Locked In
This was taken on a visit to a nuclear bunker last week - located in the middle of the Cheshire countryside, it's where government and the military would have attempted to control (whatever was left of) North West England in the event of war with the USSR.
I suppose I'm part of one of the last generations to grow up having nightmares about nuclear holocaust, having that sickening sensation of imagining seeing The Flash - and even now films like The War Game and Threads have an impact on me far greater than almost anything else could. I think as a child - and even now - the thing that strains the mind is that we, as a species, engineered this possibility for ourselves. Serious people spent their entire careers planning Mutually Assured Destruction and calculating yields and megadeaths...
Visiting the bunker was, in a way, equally as disturbing as watching something as brutal as Threads - just because of the very fact of this place so quietly existing, the near-mundanity of it. Too close to the sordid reality of the situation for me. And also the total patheticness of it - how pointless and desperate it was compared to the awful solidity of H-Bomb exchanges.

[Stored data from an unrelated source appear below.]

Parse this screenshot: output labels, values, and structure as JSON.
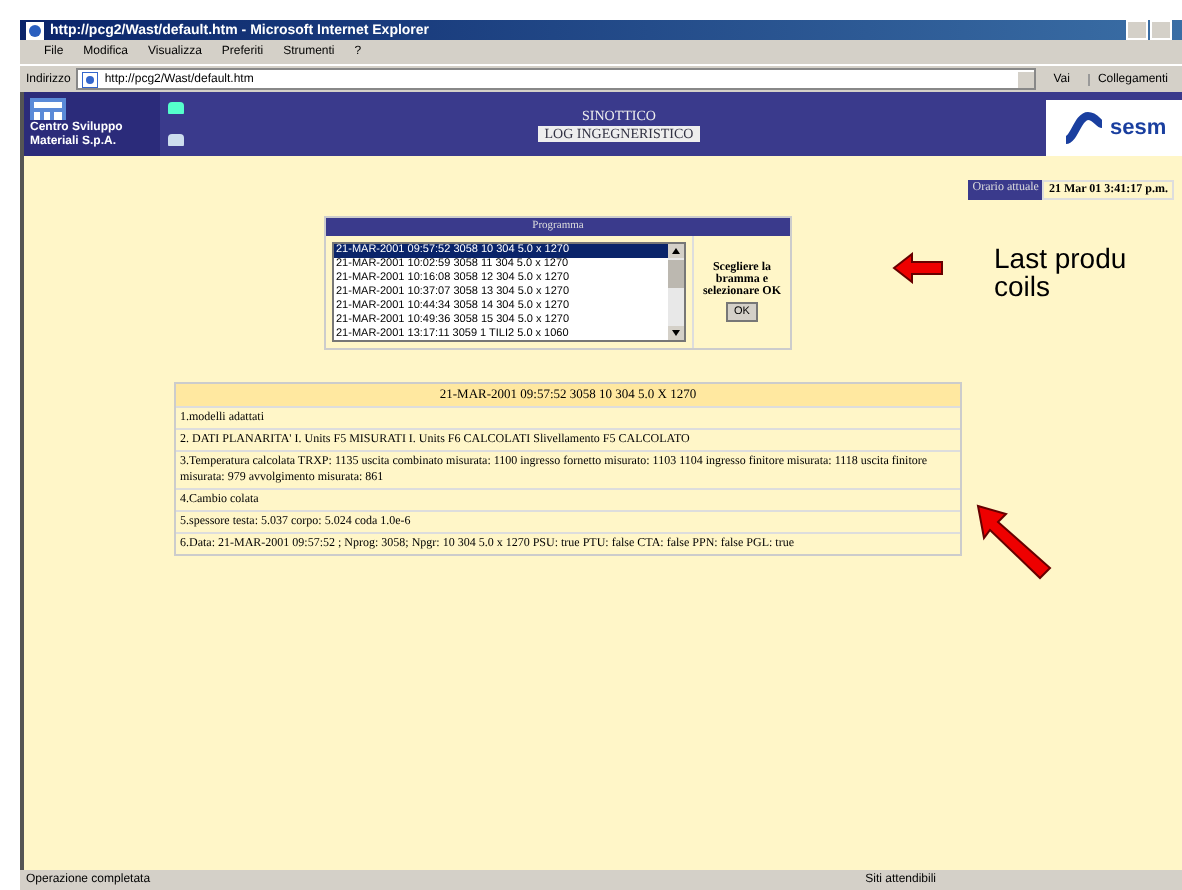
{
  "window": {
    "title": "http://pcg2/Wast/default.htm - Microsoft Internet Explorer"
  },
  "menu": [
    "File",
    "Modifica",
    "Visualizza",
    "Preferiti",
    "Strumenti",
    "?"
  ],
  "address_bar": {
    "label": "Indirizzo",
    "url": "http://pcg2/Wast/default.htm",
    "go": "Vai",
    "links": "Collegamenti"
  },
  "header": {
    "org": "Centro Sviluppo Materiali S.p.A.",
    "title": "SINOTTICO",
    "subtitle": "LOG INGEGNERISTICO",
    "logo": "sesm"
  },
  "clock": {
    "label": "Orario attuale",
    "value": "21 Mar 01 3:41:17 p.m."
  },
  "program": {
    "heading": "Programma",
    "items": [
      {
        "text": "21-MAR-2001 09:57:52 3058 10 304 5.0 x 1270",
        "selected": true
      },
      {
        "text": "21-MAR-2001 10:02:59 3058 11 304 5.0 x 1270",
        "selected": false
      },
      {
        "text": "21-MAR-2001 10:16:08 3058 12 304 5.0 x 1270",
        "selected": false
      },
      {
        "text": "21-MAR-2001 10:37:07 3058 13 304 5.0 x 1270",
        "selected": false
      },
      {
        "text": "21-MAR-2001 10:44:34 3058 14 304 5.0 x 1270",
        "selected": false
      },
      {
        "text": "21-MAR-2001 10:49:36 3058 15 304 5.0 x 1270",
        "selected": false
      },
      {
        "text": "21-MAR-2001 13:17:11 3059 1 TILI2 5.0 x 1060",
        "selected": false
      }
    ],
    "instruction": "Scegliere la bramma e selezionare OK",
    "button": "OK"
  },
  "annotation": {
    "lines": [
      "Last produ",
      "coils"
    ]
  },
  "details": {
    "heading": "21-MAR-2001 09:57:52 3058 10 304 5.0 X 1270",
    "rows": [
      "1.modelli adattati",
      "2. DATI PLANARITA' I. Units F5 MISURATI I. Units F6 CALCOLATI Slivellamento F5 CALCOLATO",
      "3.Temperatura calcolata TRXP: 1135 uscita combinato misurata: 1100 ingresso fornetto misurato: 1103 1104 ingresso finitore misurata: 1118 uscita finitore misurata: 979 avvolgimento misurata: 861",
      "4.Cambio colata",
      "5.spessore testa: 5.037 corpo: 5.024 coda 1.0e-6",
      "6.Data: 21-MAR-2001 09:57:52 ; Nprog: 3058; Npgr: 10 304 5.0 x 1270 PSU: true PTU: false CTA: false PPN: false PGL: true"
    ]
  },
  "status_bar": {
    "left": "Operazione completata",
    "right": "Siti attendibili"
  }
}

There was just one place in the bunker with enough of a drop that you could potentially throw yourself off - a central staircase that psychologists had recommended be painted a sunny yellow - and the notion that a bit of cheery decor would have kept the sanity of people trapped in there with the world dead around them sums up the awesome stupidity of the entire enterprise for me.
After just a while in there (and I don't get claustrophobia, although it was dark and deserted and labyrinthine) I had this cold wave of panic creeping up from my stomach and I rushed through the remainder of the way to the exit.